Heavy traffic analysis of roving server networks

TL;DR

This paper analyzes the heavy-traffic behavior of queueing networks with a single roving server, providing the first asymptotic results for path-time distribution under general renewal arrivals and proposing an accurate approximation for mean path-time.

Contribution

It introduces the first heavy-traffic asymptotic analysis for path-time distribution in roving server networks with renewal arrivals, extending existing conjectures to this setting.

Findings

First heavy-traffic asymptotic for path-time distribution in such networks.

Proposed highly accurate approximation for mean path-time across various parameters.

Results are exact in certain limiting cases.

Abstract

This paper studies the heavy-traffic (HT) behaviour of queueing networks with a single roving server. External customers arrive at the queues according to independent renewal processes and after completing service, a customer either leaves the system or is routed to another queue. This type of customer routing in queueing networks arises very naturally in many application areas (in production systems, computer- and communication networks, maintenance, etc.).
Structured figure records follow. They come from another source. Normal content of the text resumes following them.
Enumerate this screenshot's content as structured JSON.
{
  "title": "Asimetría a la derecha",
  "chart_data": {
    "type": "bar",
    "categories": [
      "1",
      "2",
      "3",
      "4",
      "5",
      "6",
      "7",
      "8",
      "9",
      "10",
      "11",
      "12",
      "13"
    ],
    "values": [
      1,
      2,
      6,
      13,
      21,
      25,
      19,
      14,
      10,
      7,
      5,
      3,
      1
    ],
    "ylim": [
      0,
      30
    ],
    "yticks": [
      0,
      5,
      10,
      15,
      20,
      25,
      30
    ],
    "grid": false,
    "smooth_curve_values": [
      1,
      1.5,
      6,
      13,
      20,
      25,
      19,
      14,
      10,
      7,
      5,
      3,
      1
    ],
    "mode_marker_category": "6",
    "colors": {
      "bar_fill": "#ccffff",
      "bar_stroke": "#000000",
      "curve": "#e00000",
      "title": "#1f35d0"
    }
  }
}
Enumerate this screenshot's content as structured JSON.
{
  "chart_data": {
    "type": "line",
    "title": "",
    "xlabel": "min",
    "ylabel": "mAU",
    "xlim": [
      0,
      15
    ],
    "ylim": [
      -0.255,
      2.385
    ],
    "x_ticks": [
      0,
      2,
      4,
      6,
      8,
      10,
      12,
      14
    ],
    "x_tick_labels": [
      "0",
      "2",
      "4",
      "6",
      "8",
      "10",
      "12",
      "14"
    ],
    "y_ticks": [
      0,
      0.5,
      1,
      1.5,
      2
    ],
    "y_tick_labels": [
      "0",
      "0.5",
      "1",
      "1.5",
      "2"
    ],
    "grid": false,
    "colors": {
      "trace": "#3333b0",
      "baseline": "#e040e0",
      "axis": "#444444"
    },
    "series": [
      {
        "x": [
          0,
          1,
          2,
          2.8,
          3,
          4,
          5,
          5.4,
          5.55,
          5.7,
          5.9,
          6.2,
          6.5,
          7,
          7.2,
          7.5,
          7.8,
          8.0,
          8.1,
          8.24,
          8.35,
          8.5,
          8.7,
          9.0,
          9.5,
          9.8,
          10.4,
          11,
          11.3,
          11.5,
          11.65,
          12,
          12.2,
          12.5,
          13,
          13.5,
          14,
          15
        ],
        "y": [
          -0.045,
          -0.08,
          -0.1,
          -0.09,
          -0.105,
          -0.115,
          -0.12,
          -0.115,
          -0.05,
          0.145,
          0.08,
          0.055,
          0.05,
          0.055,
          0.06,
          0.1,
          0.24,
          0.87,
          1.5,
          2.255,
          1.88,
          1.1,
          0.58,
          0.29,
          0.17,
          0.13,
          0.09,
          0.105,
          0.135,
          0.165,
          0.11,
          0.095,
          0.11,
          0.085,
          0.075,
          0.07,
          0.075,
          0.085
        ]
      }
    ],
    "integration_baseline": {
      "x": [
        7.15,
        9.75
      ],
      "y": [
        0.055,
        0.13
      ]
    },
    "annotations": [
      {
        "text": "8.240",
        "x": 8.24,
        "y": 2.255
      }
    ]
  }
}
In these networks, the single most important characteristic of the system performance is oftentimes the path time, i.e. the total time spent in the system by an arbitrary customer traversing a specific path. The current paper presents the first HT asymptotic for the path-time distribution in queueing networks with a roving server under general renewal arrivals. In particular, we provide a strong conjecture for the system's behaviour under HT extending the conjecture of Coffman et al. [E.G. Coffman Jr., A.A. Puhalskii, M.I. Reiman 1995 and 1998] to the roving server setting of the current paper. By combining this result with novel light-traffic asymptotics we derive an approximation of the mean path-time for arbitrary values of the load and renewal arrivals. This approximation is not only highly accurate for a wide range of parameter settings, but is also exact in various limiting cases.